I just did go and try it on my own camera. Set all the saturation and such to zero/neutral, took a raw+jpeg, and compared the histograms. I was unable to produce any situation where the jpeg said it was not blown out, but the RAW said it was. And I was TRYING to push the colors as if taking extreme flower photos. E.g. taking photos of my bright orange bed sheets with a leather jacket and a red book on top of it in tungsten light; a blue seashell and a bright green radio under UV light, and a normal scene.
I wasn't even able to produce a situation where the histograms looked very different. No, they were not identical in every little detail (I don't expect them to be, since the jpeg is compressing not just flatly sampling), but the overall gross shape was almost exactly the same, and there was no noticeable pattern of the edges acting differently. Occasionally shifted a few points in brightness or something, nothing more. WELL within the powers of RAW latittude to correct for with sliders and those extra 6-8 bits of data to shield it from any sort of visible posterization.
Here is an example from the scene with all the orange/red stuff:
View attachment 57677
The arrows point to the only two sliders I had to change. Brightness by just a few points and blacks from 5 down to 1. Neither of those changes was even all that visible to my eye, but I did them anyway just to match the histograms as closely as possible.
Why would it need to be? Do you really think I care if a given pixel is 8,459 or 8,458? Would I need to know how many pixels are at 8,459 and how many are at 8,458?
You don't need to. Which is why you don't really need a RAW historgram, because that's all it would really tell you that was much different from a neutral jpeg histo.

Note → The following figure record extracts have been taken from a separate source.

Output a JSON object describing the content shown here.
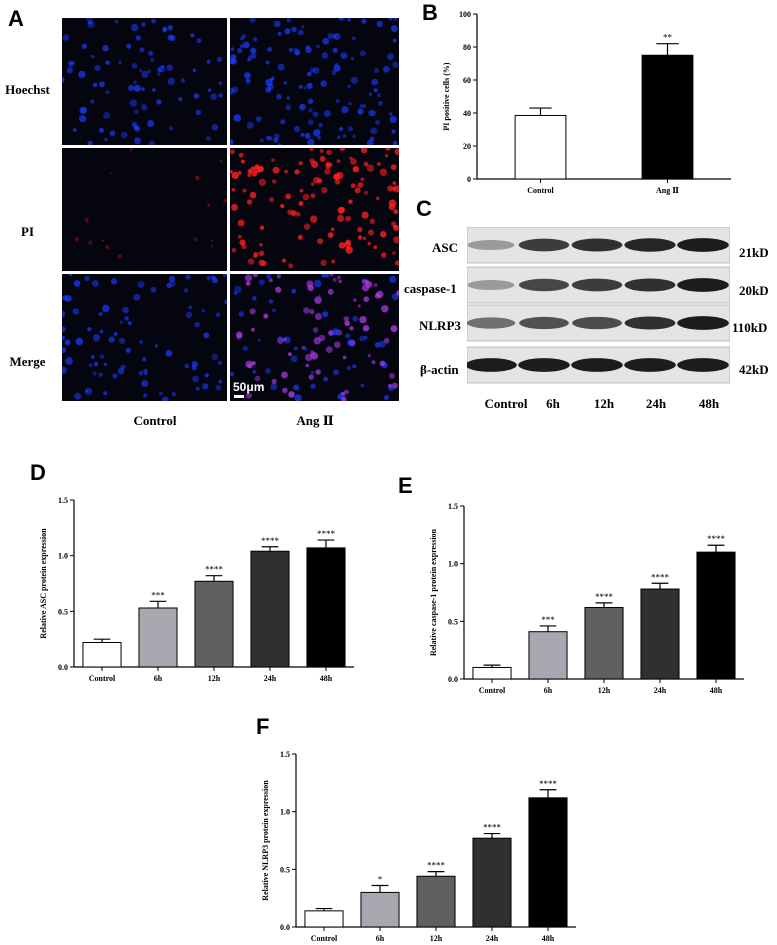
{
  "panels": {
    "A": "A",
    "B": "B",
    "C": "C",
    "D": "D",
    "E": "E",
    "F": "F"
  },
  "panel_a": {
    "rows": [
      "Hoechst",
      "PI",
      "Merge"
    ],
    "columns": [
      "Control",
      "Ang Ⅱ"
    ],
    "scale_bar": "50μm",
    "colors": {
      "hoechst": "#1a3cff",
      "pi": "#ff2020",
      "merge": "#c040ff"
    }
  },
  "panel_c": {
    "proteins": [
      {
        "name": "ASC",
        "kd": "21kD"
      },
      {
        "name": "caspase-1",
        "kd": "20kD"
      },
      {
        "name": "NLRP3",
        "kd": "110kD"
      },
      {
        "name": "β-actin",
        "kd": "42kD"
      }
    ],
    "lanes": [
      "Control",
      "6h",
      "12h",
      "24h",
      "48h"
    ]
  },
  "chart_data": [
    {
      "panel": "B",
      "type": "bar",
      "categories": [
        "Control",
        "Ang Ⅱ"
      ],
      "values": [
        38.5,
        75
      ],
      "errors": [
        4.5,
        7
      ],
      "significance": [
        "",
        "**"
      ],
      "ylabel": "PI positive cells (%)",
      "ylim": [
        0,
        100
      ],
      "yticks": [
        "0",
        "20",
        "40",
        "60",
        "80",
        "100"
      ],
      "colors": [
        "#ffffff",
        "#000000"
      ]
    },
    {
      "panel": "D",
      "type": "bar",
      "categories": [
        "Control",
        "6h",
        "12h",
        "24h",
        "48h"
      ],
      "values": [
        0.22,
        0.53,
        0.77,
        1.04,
        1.07
      ],
      "errors": [
        0.03,
        0.06,
        0.05,
        0.04,
        0.07
      ],
      "significance": [
        "",
        "***",
        "****",
        "****",
        "****"
      ],
      "ylabel": "Relative ASC protein expression",
      "ylim": [
        0,
        1.5
      ],
      "yticks": [
        "0.0",
        "0.5",
        "1.0",
        "1.5"
      ],
      "colors": [
        "#ffffff",
        "#a8a8b0",
        "#606060",
        "#303030",
        "#000000"
      ]
    },
    {
      "panel": "E",
      "type": "bar",
      "categories": [
        "Control",
        "6h",
        "12h",
        "24h",
        "48h"
      ],
      "values": [
        0.1,
        0.41,
        0.62,
        0.78,
        1.1
      ],
      "errors": [
        0.02,
        0.05,
        0.04,
        0.05,
        0.06
      ],
      "significance": [
        "",
        "***",
        "****",
        "****",
        "****"
      ],
      "ylabel": "Relative caspase-1 protein expression",
      "ylim": [
        0,
        1.5
      ],
      "yticks": [
        "0.0",
        "0.5",
        "1.0",
        "1.5"
      ],
      "colors": [
        "#ffffff",
        "#a8a8b0",
        "#606060",
        "#303030",
        "#000000"
      ]
    },
    {
      "panel": "F",
      "type": "bar",
      "categories": [
        "Control",
        "6h",
        "12h",
        "24h",
        "48h"
      ],
      "values": [
        0.14,
        0.3,
        0.44,
        0.77,
        1.12
      ],
      "errors": [
        0.02,
        0.06,
        0.04,
        0.04,
        0.07
      ],
      "significance": [
        "",
        "*",
        "****",
        "****",
        "****"
      ],
      "ylabel": "Relative NLRP3 protein expression",
      "ylim": [
        0,
        1.5
      ],
      "yticks": [
        "0.0",
        "0.5",
        "1.0",
        "1.5"
      ],
      "colors": [
        "#ffffff",
        "#a8a8b0",
        "#606060",
        "#303030",
        "#000000"
      ]
    }
  ]
}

Okay, fine, that's not ALL it tells you. It also tells you very very slight shape differences that come from the manipulation of the image's pixels during the compression process. But nothing about jpeg compression should be extreme enough to concern the photographer at all in terms of worrying about their exposure being misrepresented or anything like that. The change is too slight--probably slighter than 1/3 of a stop, such that you couldn't even adjust your camera to account for it if you wanted to, because your controls are too coarse.
Compress the histo down to 8-bit, view it just as a normal JPEG histo, and watch the ends.
Absolutely nothing happened in any of my samples. I could see a couple of the histo bars move like, maybe 1 pixel up or down (presumably as a few pixels in the image right near to edges of the zones got re-rounded). That's it. Nor do I see why anything SHOULD have changed. What are you getting at?